Similarly, cross-entropy (CE) is mainly used for classification problems, that is, problems where the output can belong to one of a discrete set of classes. The CE loss function is usually separately implemented for binary and multi-class classification problems. In the first case, it is called the binary cross-entropy (BCE), and, in the second case, it is called categorical cross-entropy (CCE). The CE requires its inputs to be distributions, so the CCE is usually preceded by a softmax function (so that the resulting vector represents a probability distribution), while the BCE is usually preceded by a sigmoid.

See also Why is mean squared error the cross-entropy between the empirical distribution and a Gaussian model? for more details about the relationship between the MSE and the cross-entropy. In case you use TensorFlow (TF) or Keras, see also How to choose cross-entropy loss in TensorFlow?, which gives you some guidelines for how to choose the appropriate TF implementation of the cross-entropy function for your (classification) problem. See also Should I use a categorical cross-entropy or binary cross-entropy loss for binary predictions? and Does the cross-entropy cost make sense in the context of regression?.

Answer 2

In a classification problem it's better to get higher error and higher error slope when we predict the label wrong.

As you see in the graph by using cross-entropy you get high error when the algorithm predict a label wrong and small error when the prediacted label is close enough, so it helps us to separate the predicted classes better.

Answer 3

We sometimes see that binary cross-entropy (BCE) loss is used for regression problems. This post is my opinion on using BCE for regression problems.

The figure below is the plots of BCE, $-t*\log(x) - (1-t)*\log(1-x)$, for several target values $t = 0.0, 0.1, ..., 0.5$. (The plots for $t>0.5$ are mirror images of those for $t<0.5$, so I omitted them.)

As you can see, when the target value $t$ is closer to the medium ($t=0.5$), BCE is flatter around its minimum ($x \sim t$).

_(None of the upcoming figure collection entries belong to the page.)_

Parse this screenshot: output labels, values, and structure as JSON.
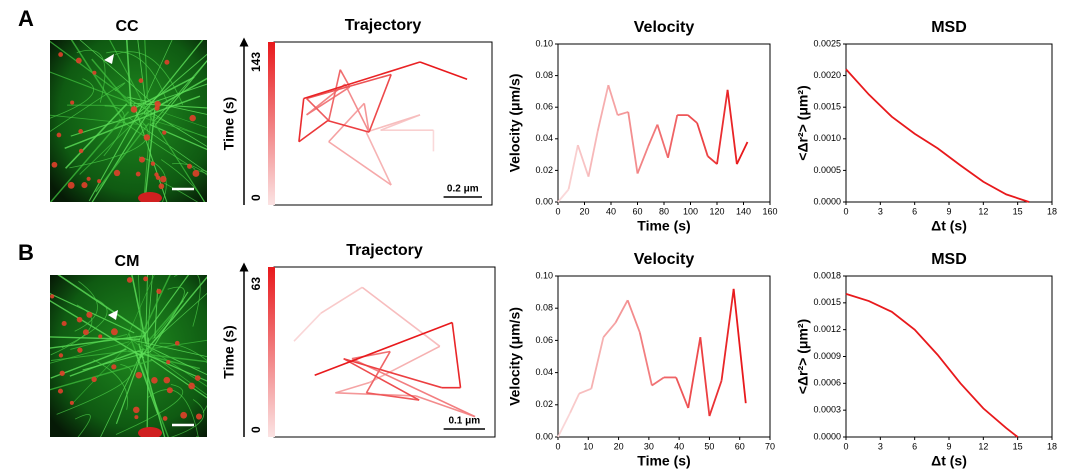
{
  "panels": [
    {
      "label": "A",
      "image_label": "CC"
    },
    {
      "label": "B",
      "image_label": "CM"
    }
  ],
  "chart_data": [
    {
      "type": "trajectory",
      "title": "Trajectory",
      "x": [
        0.76,
        0.76,
        0.485,
        0.69,
        0.41,
        0.54,
        0.215,
        0.4,
        0.425,
        0.3,
        0.1,
        0.325,
        0.275,
        0.215,
        0.1,
        0.54,
        0.425,
        0.21,
        0.06,
        0.085,
        0.69,
        0.935
      ],
      "y": [
        0.275,
        0.385,
        0.385,
        0.465,
        0.375,
        0.1,
        0.325,
        0.525,
        0.375,
        0.625,
        0.465,
        0.61,
        0.7,
        0.435,
        0.55,
        0.675,
        0.375,
        0.435,
        0.325,
        0.55,
        0.74,
        0.65
      ],
      "colormap": [
        "#fbe3e3",
        "#e8191c"
      ],
      "colorbar": {
        "label": "Time (s)",
        "lim": [
          0,
          143
        ],
        "ticks": [
          0,
          143
        ]
      },
      "scale_bar": {
        "label": "0.2 μm",
        "length": 0.2
      }
    },
    {
      "type": "line",
      "title": "Velocity",
      "x_label": "Time (s)",
      "y_label": "Velocity (μm/s)",
      "x": [
        0,
        8,
        15,
        23,
        30,
        38,
        45,
        53,
        60,
        68,
        75,
        83,
        90,
        98,
        105,
        113,
        120,
        128,
        135,
        143
      ],
      "values": [
        0,
        0.008,
        0.036,
        0.016,
        0.045,
        0.074,
        0.055,
        0.057,
        0.018,
        0.035,
        0.049,
        0.028,
        0.055,
        0.055,
        0.05,
        0.029,
        0.024,
        0.071,
        0.024,
        0.038
      ],
      "colormap": [
        "#fbe3e3",
        "#e8191c"
      ],
      "xlim": [
        0,
        160
      ],
      "xticks": [
        0,
        20,
        40,
        60,
        80,
        100,
        120,
        140,
        160
      ],
      "ylim": [
        0,
        0.1
      ],
      "yticks": [
        {
          "value": 0,
          "label": "0.00"
        },
        {
          "value": 0.02,
          "label": "0.02"
        },
        {
          "value": 0.04,
          "label": "0.04"
        },
        {
          "value": 0.06,
          "label": "0.06"
        },
        {
          "value": 0.08,
          "label": "0.08"
        },
        {
          "value": 0.1,
          "label": "0.10"
        }
      ]
    },
    {
      "type": "line",
      "title": "MSD",
      "x_label": "Δt (s)",
      "y_label": "<Δr²> (μm²)",
      "x": [
        0,
        2,
        4,
        6,
        8,
        10,
        12,
        14,
        16
      ],
      "values": [
        0.0021,
        0.0017,
        0.00135,
        0.00108,
        0.00085,
        0.00058,
        0.00032,
        0.00012,
        0
      ],
      "color": "#e8191c",
      "xlim": [
        0,
        18
      ],
      "xticks": [
        0,
        3,
        6,
        9,
        12,
        15,
        18
      ],
      "ylim": [
        0,
        0.0025
      ],
      "yticks": [
        {
          "value": 0,
          "label": "0.0000"
        },
        {
          "value": 0.0005,
          "label": "0.0005"
        },
        {
          "value": 0.001,
          "label": "0.0010"
        },
        {
          "value": 0.0015,
          "label": "0.0015"
        },
        {
          "value": 0.002,
          "label": "0.0020"
        },
        {
          "value": 0.0025,
          "label": "0.0025"
        }
      ]
    },
    {
      "type": "trajectory",
      "title": "Trajectory",
      "x": [
        0.035,
        0.1,
        0.2,
        0.3875,
        0.2175,
        0.135,
        0.33,
        0.4725,
        0.175,
        0.2675,
        0.21,
        0.3375,
        0.155,
        0.3925,
        0.4375,
        0.4175,
        0.085
      ],
      "y": [
        0.23,
        0.2975,
        0.36,
        0.2175,
        0.13,
        0.105,
        0.0975,
        0.0475,
        0.1875,
        0.205,
        0.105,
        0.0875,
        0.1875,
        0.1175,
        0.1175,
        0.275,
        0.1475
      ],
      "colormap": [
        "#fbe3e3",
        "#e8191c"
      ],
      "colorbar": {
        "label": "Time (s)",
        "lim": [
          0,
          63
        ],
        "ticks": [
          0,
          63
        ]
      },
      "scale_bar": {
        "label": "0.1 μm",
        "length": 0.1
      }
    },
    {
      "type": "line",
      "title": "Velocity",
      "x_label": "Time (s)",
      "y_label": "Velocity (μm/s)",
      "x": [
        0,
        4,
        7,
        11,
        15,
        19,
        23,
        27,
        31,
        35,
        39,
        43,
        47,
        50,
        54,
        58,
        62
      ],
      "values": [
        0,
        0.015,
        0.027,
        0.03,
        0.062,
        0.071,
        0.085,
        0.065,
        0.032,
        0.037,
        0.037,
        0.018,
        0.062,
        0.013,
        0.035,
        0.092,
        0.021
      ],
      "colormap": [
        "#fbe3e3",
        "#e8191c"
      ],
      "xlim": [
        0,
        70
      ],
      "xticks": [
        0,
        10,
        20,
        30,
        40,
        50,
        60,
        70
      ],
      "ylim": [
        0,
        0.1
      ],
      "yticks": [
        {
          "value": 0,
          "label": "0.00"
        },
        {
          "value": 0.02,
          "label": "0.02"
        },
        {
          "value": 0.04,
          "label": "0.04"
        },
        {
          "value": 0.06,
          "label": "0.06"
        },
        {
          "value": 0.08,
          "label": "0.08"
        },
        {
          "value": 0.1,
          "label": "0.10"
        }
      ]
    },
    {
      "type": "line",
      "title": "MSD",
      "x_label": "Δt (s)",
      "y_label": "<Δr²> (μm²)",
      "x": [
        0,
        2,
        4,
        6,
        8,
        10,
        12,
        14,
        15
      ],
      "values": [
        0.0016,
        0.00152,
        0.0014,
        0.0012,
        0.00092,
        0.0006,
        0.00032,
        0.0001,
        0
      ],
      "color": "#e8191c",
      "xlim": [
        0,
        18
      ],
      "xticks": [
        0,
        3,
        6,
        9,
        12,
        15,
        18
      ],
      "ylim": [
        0,
        0.0018
      ],
      "yticks": [
        {
          "value": 0,
          "label": "0.0000"
        },
        {
          "value": 0.0003,
          "label": "0.0003"
        },
        {
          "value": 0.0006,
          "label": "0.0006"
        },
        {
          "value": 0.0009,
          "label": "0.0009"
        },
        {
          "value": 0.0012,
          "label": "0.0012"
        },
        {
          "value": 0.0015,
          "label": "0.0015"
        },
        {
          "value": 0.0018,
          "label": "0.0018"
        }
      ]
    }
  ]
}
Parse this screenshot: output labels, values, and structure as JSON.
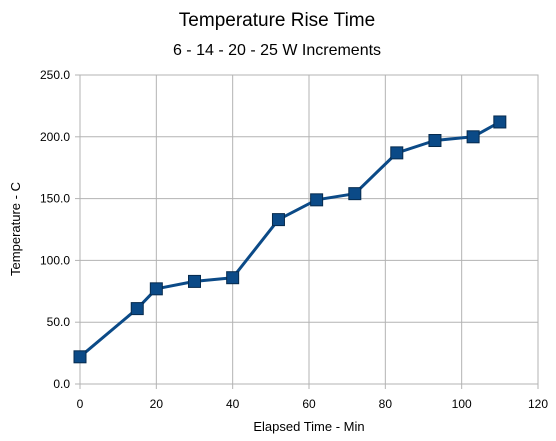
{
  "chart_data": {
    "type": "line",
    "title": "Temperature Rise Time",
    "subtitle": "6 - 14 - 20 - 25 W Increments",
    "xlabel": "Elapsed Time - Min",
    "ylabel": "Temperature - C",
    "xlim": [
      0,
      120
    ],
    "ylim": [
      0,
      250
    ],
    "x_ticks": [
      0,
      20,
      40,
      60,
      80,
      100,
      120
    ],
    "y_ticks": [
      0,
      50,
      100,
      150,
      200,
      250
    ],
    "x_tick_labels": [
      "0",
      "20",
      "40",
      "60",
      "80",
      "100",
      "120"
    ],
    "y_tick_labels": [
      "0.0",
      "50.0",
      "100.0",
      "150.0",
      "200.0",
      "250.0"
    ],
    "grid": true,
    "legend": "none",
    "series": [
      {
        "color": "#0b4a87",
        "marker": "square",
        "x": [
          0,
          15,
          20,
          30,
          40,
          52,
          62,
          72,
          83,
          93,
          103,
          110
        ],
        "y": [
          22,
          61,
          77,
          83,
          86,
          133,
          149,
          154,
          187,
          197,
          200,
          212
        ]
      }
    ]
  }
}
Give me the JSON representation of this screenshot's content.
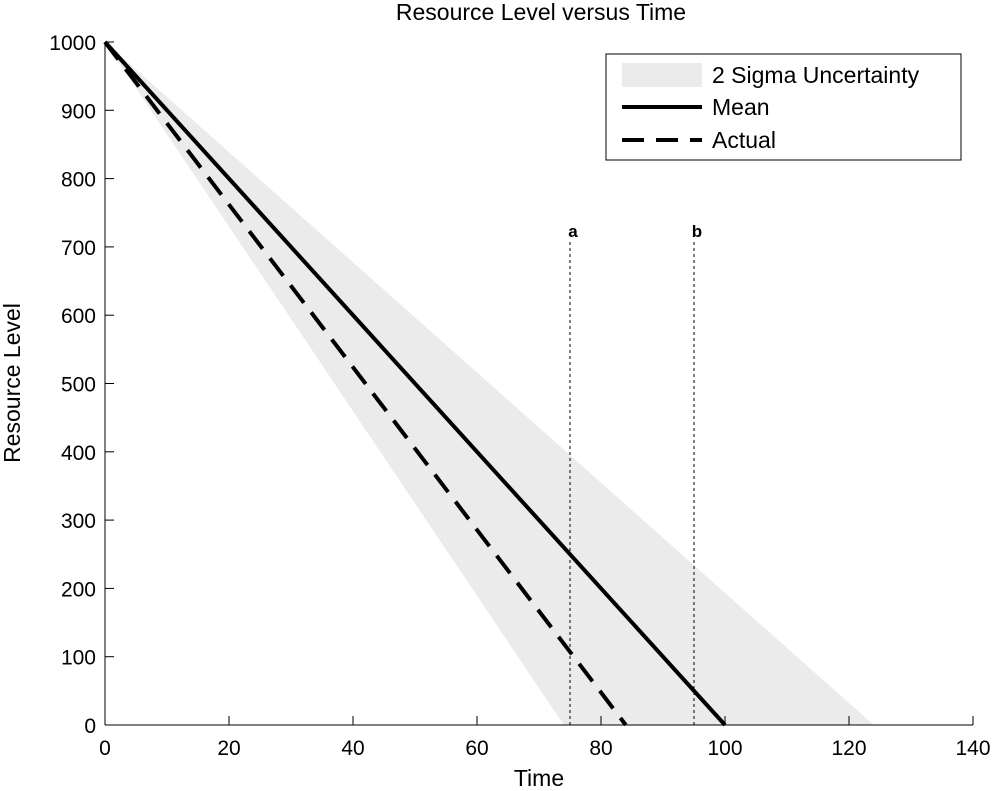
{
  "chart_data": {
    "type": "line",
    "title": "Resource Level versus Time",
    "xlabel": "Time",
    "ylabel": "Resource Level",
    "xlim": [
      0,
      140
    ],
    "ylim": [
      0,
      1000
    ],
    "xticks": [
      "0",
      "20",
      "40",
      "60",
      "80",
      "100",
      "120",
      "140"
    ],
    "yticks": [
      "0",
      "100",
      "200",
      "300",
      "400",
      "500",
      "600",
      "700",
      "800",
      "900",
      "1000"
    ],
    "grid": false,
    "legend_position": "top-right",
    "band": {
      "name": "2 Sigma Uncertainty",
      "color": "#ebebeb",
      "upper": [
        [
          0,
          1000
        ],
        [
          124,
          0
        ]
      ],
      "lower": [
        [
          0,
          1000
        ],
        [
          74,
          0
        ]
      ]
    },
    "series": [
      {
        "name": "Mean",
        "style": "solid",
        "color": "#000000",
        "x": [
          0,
          100
        ],
        "y": [
          1000,
          0
        ]
      },
      {
        "name": "Actual",
        "style": "dashed",
        "color": "#000000",
        "x": [
          0,
          84
        ],
        "y": [
          1000,
          0
        ]
      }
    ],
    "markers": [
      {
        "label": "a",
        "x": 75
      },
      {
        "label": "b",
        "x": 95
      }
    ]
  }
}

This means that BCE is less 'focal' when the target value is intermediate value.

So, BCE suits your purpose when the edge values ($t=0$ and $t=1$) are of special importance for you but the difference between intermediate values ($t=0.4$ and $t=0.5$, for example) is not very important for you.

On the other hand, when any value of target is equally important for you, then BCE will not be a good choice. Another loss function, MSE for example, is better for you.

Note added: If you use BCE for regression problems, it will be better to subtract $-x*\log(x) - (1-x)*\log(1-x)$ from the original BCE expression, so that the loss becomes zero when the prediction value coincides with the target one, $x=t$. This will not matter for backpropagation, but will be convenient to monitor the value.

Note added: After I submit this post, I came to think that we can tune how 'focal' the loss function is around its minimum, by simply multiplying an arbitrary factor of target values. For example, we can tune BCE loss $L_{\rm BCE}(x,t)$ by making it $f(t)*L_{\rm BCE}(x,t)$ where $f(t)$ is whatever factor you want. This factor tunes how focal the loss is around its minimum for each target value $t$.